Neben einer CD-Aufnahme hatte das Zürcher Kammerorchester in den vergangenen Monaten viele Auftritte im Ausland – ein Konzertmarathon, könnte man sagen, wobei ein Orchestermitglied diesen Ausdruck wörtlich nahm …

Eine Hafenstadt am Schwarzen Meer, ein idyllischer Gutshof im Norden Deutschlands oder eine pulsierende europäische Metropole – was nach einer Auflistung von Reisezielen klingt, stand im Sommer auf dem Tourneeplan des Zürcher Kammerorchesters.

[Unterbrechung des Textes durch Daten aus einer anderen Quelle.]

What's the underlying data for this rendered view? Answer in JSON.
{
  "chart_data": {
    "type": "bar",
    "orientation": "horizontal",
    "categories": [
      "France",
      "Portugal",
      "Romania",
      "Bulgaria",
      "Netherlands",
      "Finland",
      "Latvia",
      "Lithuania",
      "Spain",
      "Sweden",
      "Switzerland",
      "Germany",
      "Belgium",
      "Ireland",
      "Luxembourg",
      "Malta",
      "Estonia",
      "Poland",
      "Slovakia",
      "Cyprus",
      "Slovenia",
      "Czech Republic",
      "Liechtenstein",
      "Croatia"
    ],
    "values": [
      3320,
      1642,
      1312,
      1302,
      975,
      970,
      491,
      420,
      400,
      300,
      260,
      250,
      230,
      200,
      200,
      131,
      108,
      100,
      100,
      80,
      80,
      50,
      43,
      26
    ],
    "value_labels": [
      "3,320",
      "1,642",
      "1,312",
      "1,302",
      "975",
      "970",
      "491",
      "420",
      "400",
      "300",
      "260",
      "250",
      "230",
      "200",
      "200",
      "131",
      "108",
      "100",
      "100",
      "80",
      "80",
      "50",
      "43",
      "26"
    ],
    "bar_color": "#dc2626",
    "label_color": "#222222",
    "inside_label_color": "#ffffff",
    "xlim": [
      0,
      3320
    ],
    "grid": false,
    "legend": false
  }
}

Klassik trifft Meeresrauschen

Bereits im Juni hiess es das erste Mal Kofferpacken für ein Festival, das in mancherlei Hinsicht aussergewöhnlich ist: Odessa Classics. Der Pianist Alexey Botvinov gründete das Festival im Jahr 2015, als der bewaffnete Konflikt in der Ostukraine entflammte. Er wollte dem Krieg mit Musik etwas entgegenhalten und lud Weltgrössen der klassischen Musik in die Hafenstadt. Da Künstler aus dem Ausland in der jüngeren Vergangenheit rar waren, kamen die Klassikliebhaber bald in Scharen und sorgen seither mit ihrer besonderen Aufmerksamkeit für eine einzigartige Festivalstimmung, die auch das ZKO bei seinem Besuch spürte. Neben zwei Auftritten im Opernhaus und in der Philharmonie bleibt vor allem das Open-Air-Konzert bei der Potemkinschen Treppe in Erinnerung. Etwa 12 000 Besucherinnen und Besucher sassen auf den 192 Stufen, die vom Hafen nach oben zur Innenstadt führen. Unten, am Fuss der Treppe, spielten – vor dem Hintergrund des Meeres – das Zürcher Kammerorchester und Music Director Daniel Hope. Ein unvergessliches Spektakel.

Lauf, Martin, lauf
Martin Ackermann © Odessa Marathon

Ein Bläser aus dem Orchester zeigte in Odessa nicht nur musikalische, sondern auch sportliche Höchstleistungen. Zwei Tage vor Abflug in die Ukraine hatte Hornist Martin Ackermann im Internet mögliche Aktivitäten für seinen freien Tag recherchiert und dabei den Odesser Ultramarathon entdeckt. Zwischen Proben und Auftritten schnallte sich der passionierte Hobbyläufer mal eben seine Turnschuhe an die Füsse und rannte los. «Die meisten Teilnehmer sind die halbe Strecke gelaufen, aber ich liebe die Herausforderung», sagt Martin, der die vollen 68 Kilometer in 8 Stunden und 6 Minuten bewältigte. Damit belegte er den 6. Platz von insgesamt 60 Teilnehmern.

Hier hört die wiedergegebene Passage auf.